Mood Role Plays

How do moods and emotions affect group dynamics?

Take the group's pulse by going around the room and having each student state one word that describes how he/she is feeling at that moment. Then divide the class into subgroups so that everyone in each subgroup has a similar mood state (usually, the subgroups fall into somewhat generic categories of "anxious/stressed, relaxed/satisfied, happy/feeling-good, angry/annoyed," etc.)

Have each group discuss their mood state among themselves and then create a role play that illustrates that mood. It can be any scenario of their choice. Each group then takes turns improvising their role play before the class.

After each role play, the entire class can discuss how that particular mood affects group dynamics - for example, how are communication patterns, body language, group cohesion, task performance, self-disclosure, the kinds of topics discussed, etc. affected by the emotion in the group.

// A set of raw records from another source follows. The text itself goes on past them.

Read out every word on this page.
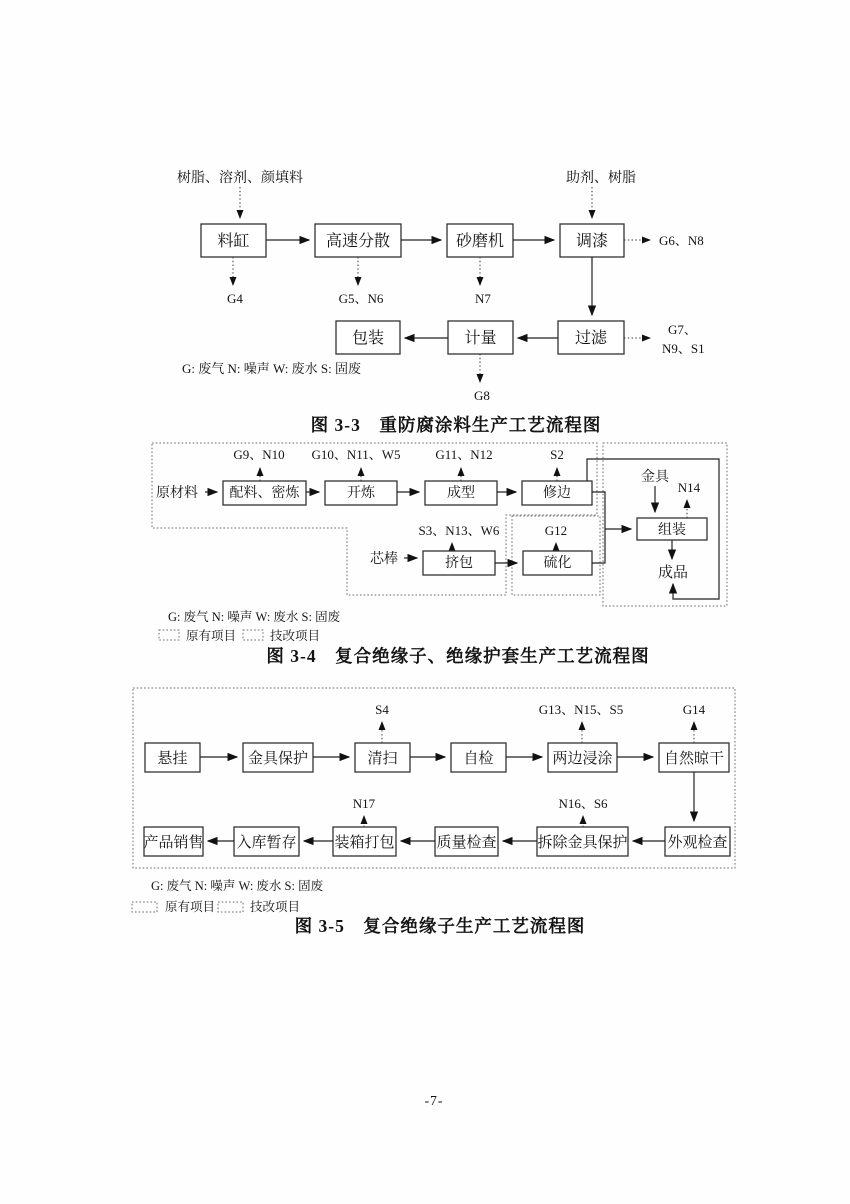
树脂、溶剂、颜填料	助剂、树脂
料缸	高速分散	砂磨机	调漆	G6、N8
G4	G5、N6	N7
包装	计量	过滤
G7、
N9、S1
G8
G: 废气 N: 噪声 W: 废水 S: 固废
图 3-3　重防腐涂料生产工艺流程图
G9、N10 G10、N11、W5	G11、N12	S2
原材料 配料、密炼	开炼	成型	修边
S3、N13、W6	G12
芯棒	挤包	硫化
金具
N14
组装
成品
G: 废气 N: 噪声 W: 废水 S: 固废
原有项目	技改项目
图 3-4　复合绝缘子、绝缘护套生产工艺流程图
S4	G13、N15、S5	G14
悬挂	金具保护	清扫	自检	两边浸涂	自然晾干
N17	N16、S6
产品销售 入库暂存	装箱打包	质量检查	拆除金具保护	外观检查
G: 废气 N: 噪声 W: 废水 S: 固废
原有项目	技改项目
图 3-5　复合绝缘子生产工艺流程图
-7-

After all the role plays are finished, have one person from each of the groups come up for one final role play. Ask the class to decide what people would be the best choices (based on the previous role plays), but make sure the people are willing to volunteer. This last role play can be an improvised scene chosen by the class or by you. I usually suggest that they improvise a scene where they are all sitting at table at a wedding reception. This last role play helps illustrate how people in different mood states may interact with each other, and how each person contributes to the overall group dynamics.